Georg-Johann Lay wrote:
David Brown schrieb:
variable names "tmp16", "tmp32" and "tmpS16" are truly awful. It is also (usually) best to declare such temporaries in as small a block as possible. Thus they should not be at the start of the function, but instead make your cases like this:

{// (N * 0.75) - 40    DB41        -40 to +150 °C
    int16_t temp = (int16_t)(KLineFrameM1[41]) * 3 / 4 - 40;
    var_format_S16(buff, temp, 0);
    break;
}
That will give clearer code and let the optimiser be more flexible in its register choices.

As far as "the optimizer" of gcc is concerned, that makes no difference. It knows exactly what register contains what value and is aware of the place where a register "dies", i.e. the register can be reused for whatever other stuff. Anyway, even if just one temp variabe is used, gcc will produce a new (pseudo) register vor every result like moves, arithmetic, etc. These pseudos may or may not end up in the same macine register. On that level, blocks are just syntactic sugar (if they are not used to hide visibility, e.g. like in int tmp=0; {int tmp = 1;} )


I haven't looked at code generated for such switches (there is often so much of it), so I admit to having guessed a little. I was thinking especially of when you have debug information enabled - that can force the compiler to keep variables in separate registers.

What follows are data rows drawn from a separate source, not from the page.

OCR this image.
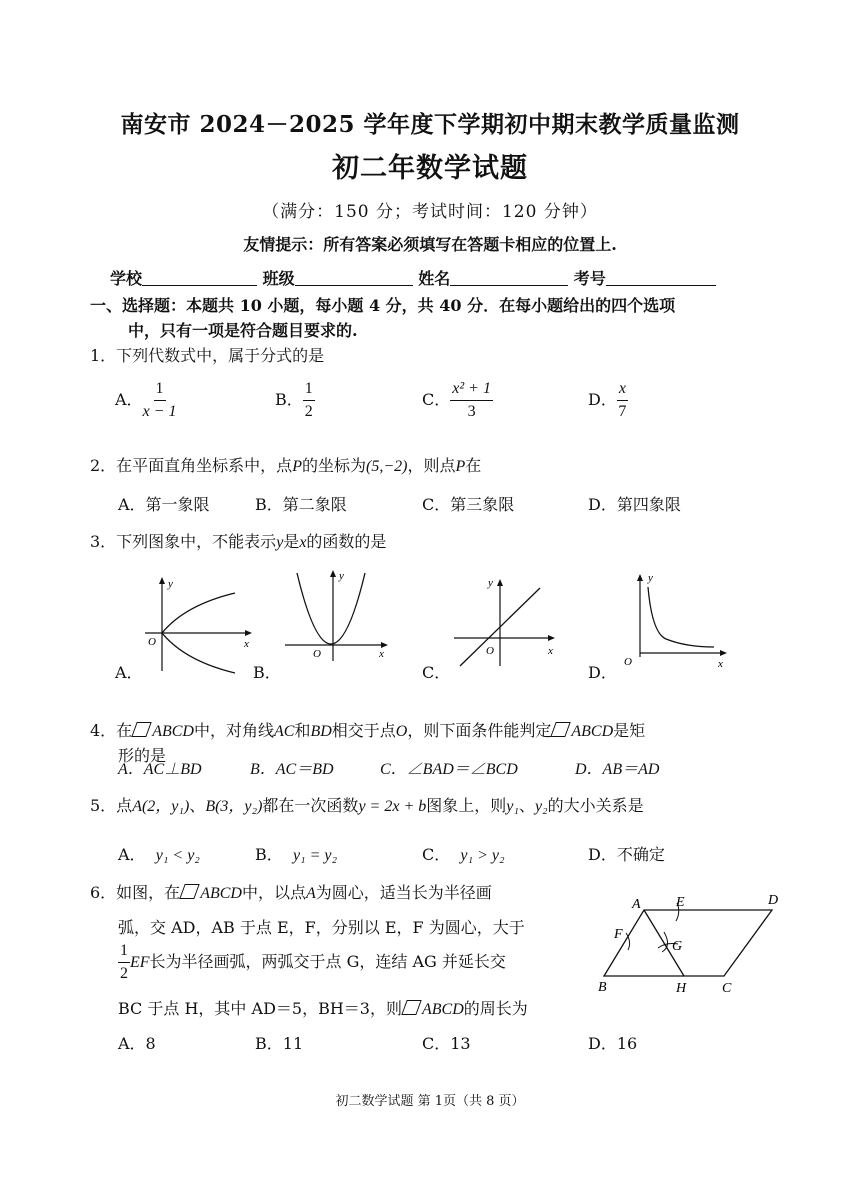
南安市 2024－2025 学年度下学期初中期末教学质量监测
初二年数学试题
（满分：150 分；考试时间：120 分钟）
友情提示：所有答案必须填写在答题卡相应的位置上.
学校	班级	姓名	考号
一、选择题：本题共 10 小题，每小题 4 分，共 40 分．在每小题给出的四个选项
中，只有一项是符合题目要求的.
1．下列代数式中，属于分式的是
A． $\frac{1}{x - 1}$	B． $\frac{1}{2}$	C． $\frac{\text{x² + 1}}{3}$	D． $\frac{x}{7}$
2．在平面直角坐标系中，点P的坐标为(5,−2)，则点P在
A．第一象限	B．第二象限	C．第三象限	D．第四象限
3．下列图象中，不能表示y是x的函数的是
A．	B．	C．	D．
y
x
O
y
x
O
y
x
O
y
x
O
4．在 ABCD中，对角线AC和BD相交于点O，则下面条件能判定 ABCD是矩
形的是
A．AC⊥BD	B．AC＝BD	C．∠BAD＝∠BCD	D．AB＝AD
5．点A(2，y₁)、B(3，y₂)都在一次函数y = 2x + b图象上，则y₁、y₂的大小关系是
A． y₁ < y₂	B． y₁ = y₂	C． y₁ > y₂	D．不确定
6．如图，在 ABCD中，以点A为圆心，适当长为半径画
弧，交 AD，AB 于点 E，F，分别以 E，F 为圆心，大于
$\frac{1}{2}$ EF长为半径画弧，两弧交于点 G，连结 AG 并延长交
BC 于点 H，其中 AD＝5，BH＝3，则 ABCD的周长为
A．8	B．11	C．13	D．16
A	D
E
F
G
B	H	C
初二数学试题 第 1页（共 8 页）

To get a notion of the various machine intependant transformations, have a glance at gcc's output with -fdump-tree-all, and for the machine dependent it is -fdump-rtl all. They make clear that do-while, while, for and if-goto are just flavours of same sugar.


And here was me thinking the generated source code was sometimes a bit big to wade through... Sometime I must look at this in more detail.